Marian blue is a tone of the color ultramarine named for its use with the Virgin Mary.

==Background==
In paintings, Mary is traditionally portrayed in blue. This tradition can trace its origin to the Byzantine Empire, from c. AD 500, when blue was "the color of an empress". A more practical explanation for the use of this color is that in Medieval and Renaissance Europe, the blue pigment was derived from the rock lapis lazuli, a stone imported from Afghanistan of greater value than gold. Beyond a painter's retainer, patrons were expected to purchase any gold or lapis lazuli to be used in the painting. Hence, it was an expression of devotion and glorification to swathe the Virgin in gowns of blue.

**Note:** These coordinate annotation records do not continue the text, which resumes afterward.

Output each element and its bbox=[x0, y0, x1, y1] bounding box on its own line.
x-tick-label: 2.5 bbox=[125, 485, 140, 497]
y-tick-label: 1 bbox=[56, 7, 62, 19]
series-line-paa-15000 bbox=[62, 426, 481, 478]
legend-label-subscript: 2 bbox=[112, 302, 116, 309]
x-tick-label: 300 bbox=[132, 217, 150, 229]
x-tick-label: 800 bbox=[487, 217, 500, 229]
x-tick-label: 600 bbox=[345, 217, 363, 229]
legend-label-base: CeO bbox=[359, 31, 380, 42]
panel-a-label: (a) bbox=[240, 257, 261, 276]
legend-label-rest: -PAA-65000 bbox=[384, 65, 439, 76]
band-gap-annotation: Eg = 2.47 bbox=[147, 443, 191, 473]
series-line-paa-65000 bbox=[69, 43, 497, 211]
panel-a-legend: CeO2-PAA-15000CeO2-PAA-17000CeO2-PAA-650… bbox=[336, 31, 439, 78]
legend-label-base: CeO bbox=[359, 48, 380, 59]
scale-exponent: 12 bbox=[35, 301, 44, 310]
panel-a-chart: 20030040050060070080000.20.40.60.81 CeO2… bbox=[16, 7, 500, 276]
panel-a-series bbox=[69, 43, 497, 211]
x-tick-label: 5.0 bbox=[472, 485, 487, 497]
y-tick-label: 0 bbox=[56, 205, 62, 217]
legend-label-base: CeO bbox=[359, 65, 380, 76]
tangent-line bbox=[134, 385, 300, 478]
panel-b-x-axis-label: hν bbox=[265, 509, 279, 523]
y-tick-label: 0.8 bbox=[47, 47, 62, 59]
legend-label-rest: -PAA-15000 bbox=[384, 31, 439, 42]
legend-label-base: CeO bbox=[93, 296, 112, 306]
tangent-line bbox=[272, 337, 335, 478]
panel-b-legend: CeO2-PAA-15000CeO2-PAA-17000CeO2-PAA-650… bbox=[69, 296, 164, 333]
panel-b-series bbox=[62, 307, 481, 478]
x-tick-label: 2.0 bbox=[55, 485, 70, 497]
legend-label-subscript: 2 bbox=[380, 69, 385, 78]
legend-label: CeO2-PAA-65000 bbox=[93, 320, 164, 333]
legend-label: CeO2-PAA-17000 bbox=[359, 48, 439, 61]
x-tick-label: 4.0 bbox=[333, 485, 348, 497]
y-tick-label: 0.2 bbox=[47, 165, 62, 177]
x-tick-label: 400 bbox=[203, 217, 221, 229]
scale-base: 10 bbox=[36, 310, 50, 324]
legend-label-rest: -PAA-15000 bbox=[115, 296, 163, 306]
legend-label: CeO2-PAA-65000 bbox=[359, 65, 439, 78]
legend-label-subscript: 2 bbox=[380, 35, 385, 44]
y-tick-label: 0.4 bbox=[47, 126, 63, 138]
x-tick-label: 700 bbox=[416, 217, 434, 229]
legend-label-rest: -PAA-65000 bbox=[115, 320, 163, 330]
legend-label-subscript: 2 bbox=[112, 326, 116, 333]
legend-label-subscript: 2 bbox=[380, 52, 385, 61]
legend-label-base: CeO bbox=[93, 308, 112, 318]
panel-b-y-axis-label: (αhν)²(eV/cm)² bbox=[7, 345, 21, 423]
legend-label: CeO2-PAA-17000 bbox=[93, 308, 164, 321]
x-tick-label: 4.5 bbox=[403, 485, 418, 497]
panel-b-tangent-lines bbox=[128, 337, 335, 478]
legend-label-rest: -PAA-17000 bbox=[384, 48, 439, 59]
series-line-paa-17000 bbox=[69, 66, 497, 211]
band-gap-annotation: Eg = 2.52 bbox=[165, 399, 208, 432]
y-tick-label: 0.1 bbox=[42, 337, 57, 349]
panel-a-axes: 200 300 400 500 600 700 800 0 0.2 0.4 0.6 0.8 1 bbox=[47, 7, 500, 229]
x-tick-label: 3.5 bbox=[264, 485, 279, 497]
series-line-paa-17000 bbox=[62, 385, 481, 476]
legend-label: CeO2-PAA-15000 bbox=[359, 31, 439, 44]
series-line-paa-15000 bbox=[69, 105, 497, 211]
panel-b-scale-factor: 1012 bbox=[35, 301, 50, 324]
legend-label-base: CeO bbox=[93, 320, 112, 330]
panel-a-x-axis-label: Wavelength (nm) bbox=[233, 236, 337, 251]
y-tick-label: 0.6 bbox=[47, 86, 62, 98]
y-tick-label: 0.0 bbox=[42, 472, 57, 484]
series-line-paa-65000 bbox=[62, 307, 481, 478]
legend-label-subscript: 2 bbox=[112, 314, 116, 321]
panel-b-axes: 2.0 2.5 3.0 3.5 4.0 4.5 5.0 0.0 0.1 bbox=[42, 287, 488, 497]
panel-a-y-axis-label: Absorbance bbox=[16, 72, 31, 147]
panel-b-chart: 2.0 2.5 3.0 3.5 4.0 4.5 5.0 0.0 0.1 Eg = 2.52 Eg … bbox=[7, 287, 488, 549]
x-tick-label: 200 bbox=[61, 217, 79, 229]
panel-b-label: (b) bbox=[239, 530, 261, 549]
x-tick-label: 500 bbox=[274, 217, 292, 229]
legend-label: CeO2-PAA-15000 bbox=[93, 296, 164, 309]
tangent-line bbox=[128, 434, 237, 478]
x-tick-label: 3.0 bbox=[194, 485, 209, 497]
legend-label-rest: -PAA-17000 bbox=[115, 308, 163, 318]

Transformations in visual depictions of the Virgin from the 13th to 15th centuries mirror her "social" standing within Christianity as well as in wider society.

In art the association of blue with Mary was complemented by an association of red with Jesus. The juxtaposition of the two is an important element in many works of historical art.